See, what’s haunting this couple isn’t a ghost. It is established very early on that the problem isn’t the house, it’s Katie. She’s being tormented by something. The notion of “well, we’ll just leave the haunted house” is immediately dispelled and the audience is left to be immediately unsettled by the idea that whatever is plaguing this couple is going to stick around. It’s referred to as a “demon” by a psychic the couple brings in, and though the audience gets a good chuckle out of it the first two or three times it eventually becomes apparent that what’s going after this couple isn’t a typical ghost but is, in fact, something malevolent.
Let’s back up a second and talk about what makes a movie scary. When you find a film truly scary – when something sticks with you and makes you sleep with a light on – it’s because you can’t help but picture what happened in the movie happening to you. What makes “found footage” films so effective is that they remove that element of separation. In watching this movie, you know exactly how the haunting feels and looks. You can’t separate yourself from it because you’re living it right alongside the protagonists.

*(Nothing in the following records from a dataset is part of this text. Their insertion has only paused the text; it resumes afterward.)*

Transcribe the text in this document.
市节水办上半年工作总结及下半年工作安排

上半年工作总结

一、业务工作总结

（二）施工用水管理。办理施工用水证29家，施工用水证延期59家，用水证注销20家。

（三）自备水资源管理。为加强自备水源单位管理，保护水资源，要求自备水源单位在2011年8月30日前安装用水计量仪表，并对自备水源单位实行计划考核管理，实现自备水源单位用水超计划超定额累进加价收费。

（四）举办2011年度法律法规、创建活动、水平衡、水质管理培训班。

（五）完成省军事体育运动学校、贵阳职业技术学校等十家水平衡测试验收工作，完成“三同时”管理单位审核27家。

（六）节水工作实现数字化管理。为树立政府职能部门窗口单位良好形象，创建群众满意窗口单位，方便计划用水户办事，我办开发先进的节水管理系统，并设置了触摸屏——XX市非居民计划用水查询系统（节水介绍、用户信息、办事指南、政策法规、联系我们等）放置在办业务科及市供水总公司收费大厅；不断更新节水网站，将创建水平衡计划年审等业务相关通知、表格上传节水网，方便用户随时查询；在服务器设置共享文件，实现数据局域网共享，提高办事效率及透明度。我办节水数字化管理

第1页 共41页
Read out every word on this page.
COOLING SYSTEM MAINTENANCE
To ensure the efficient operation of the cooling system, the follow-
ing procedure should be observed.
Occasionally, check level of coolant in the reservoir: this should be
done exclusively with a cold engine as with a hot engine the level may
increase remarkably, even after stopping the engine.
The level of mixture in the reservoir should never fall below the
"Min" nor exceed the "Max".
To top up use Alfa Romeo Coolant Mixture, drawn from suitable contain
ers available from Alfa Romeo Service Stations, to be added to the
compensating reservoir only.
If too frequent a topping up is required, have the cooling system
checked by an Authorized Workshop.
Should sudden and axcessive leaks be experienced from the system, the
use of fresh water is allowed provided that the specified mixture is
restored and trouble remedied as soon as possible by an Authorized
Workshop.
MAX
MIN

Part of what makes this film excellent, I think, is the playfulness of the opening hour. Much like the demon that’s haunting Micah and Katie, the movie doesn’t do anything outright horrifying for a while. It gives you time to settle in and be comfortable. You’ll be creeped out by a door opening and closing on its own or a random batch of footsteps here or there. You’ll think maybe this isn’t going to be so bad. As things move on, though, it picks up. The demon starts becoming more and more brazen and you, as an audience member, are glued to it all. The haunting builds and builds until the final half hour, which is where the sucker punch comes in.
There are no plot twists. There is no “gotcha!” moment. The final half hour – in conjunction with the hour leading up to it – is straightforward horror at its very best. It’s what earned this movie its reputation, and it’s what sent several women out of the theater crying at each showing I went to. I won’t spoil a thing. I will simply tell you that you will not understand the hype until those crucial final minutes. Further, you will not fully understand the depth of the movie’s strength until you go to tuck yourself in at night.
Word has it that Steven Spielberg took a copy of Paranormal Activity home with him from the studio one night and returned it the next day in a garbage bag. His reasoning? It was haunted. He wanted nothing to do with it.
When Paramount screened the movie for test audiences, they were alarmed by people walking out early. When asked if the movie was that terrible, the people who left early responded almost unanimously: no, it wasn’t bad at all – it was just too scary.
You hear these stories and you think surely they must be overblown. That’s what I thought, anyway, and I’m sure many others had the same opinion before going in.
I’ve never been more happy to be completely wrong. This is the scariest movie I have ever seen.
It is in a very limited release right now, so you have to look up times online – they won’t be in the paper unless you happen to be in a city it has come to. Do it. Trust me.